Nous laissons de côté une foule d’écrits plus ou moins estimables publiés en Allemagne sur le beau et l’art, et où l’on reconnaît plus ou moins la trace de la pensée hégélienne. Nous avons hâte d’arriver à l’œuvre capitale où non-seulement sont résumés et appréciés tous les travaux antérieurs, mais où toutes les questions principales de cette science sont de nouveau reprises, agitées et résolues selon la méthode et les principes du chef de cette école par un esprit original, à la fois versé dans toutes les matières qu’il traite et doué des qualités philosophiques nécessaires pour construire un véritable système.

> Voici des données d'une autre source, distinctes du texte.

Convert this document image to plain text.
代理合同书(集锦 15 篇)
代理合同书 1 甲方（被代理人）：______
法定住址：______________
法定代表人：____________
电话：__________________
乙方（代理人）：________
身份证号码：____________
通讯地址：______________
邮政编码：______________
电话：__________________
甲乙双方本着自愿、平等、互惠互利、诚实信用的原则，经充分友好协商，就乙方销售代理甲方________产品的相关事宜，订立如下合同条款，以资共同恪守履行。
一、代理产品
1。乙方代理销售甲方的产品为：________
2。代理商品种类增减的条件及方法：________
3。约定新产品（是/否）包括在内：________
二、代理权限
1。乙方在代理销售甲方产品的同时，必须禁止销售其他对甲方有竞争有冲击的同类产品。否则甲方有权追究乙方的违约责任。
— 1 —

L’esthétique de Th. Vischer[1], achevée en 1857, quoique depuis aient paru plusieurs ouvrages sur la science du beau et de l’art, est l’œuvre qui représente encore aujourd’hui le mieux l’état actuel de cette science en Allemagne. Ce n’est pourtant pas une de ces productions d’une grande originalité qui marquent une ère nouvelle ou fassent faire un grand pas à la science. Elle aussi ne fait que continuer l’esthétique de Hegel. On y reconnaît sur-le-champ l’esprit et la méthode du maître, ses idées principales, avec toutefois des allures

  1. Æsthetik, oder Wissenschaft des Schönen, 1846-1857, Leipsig.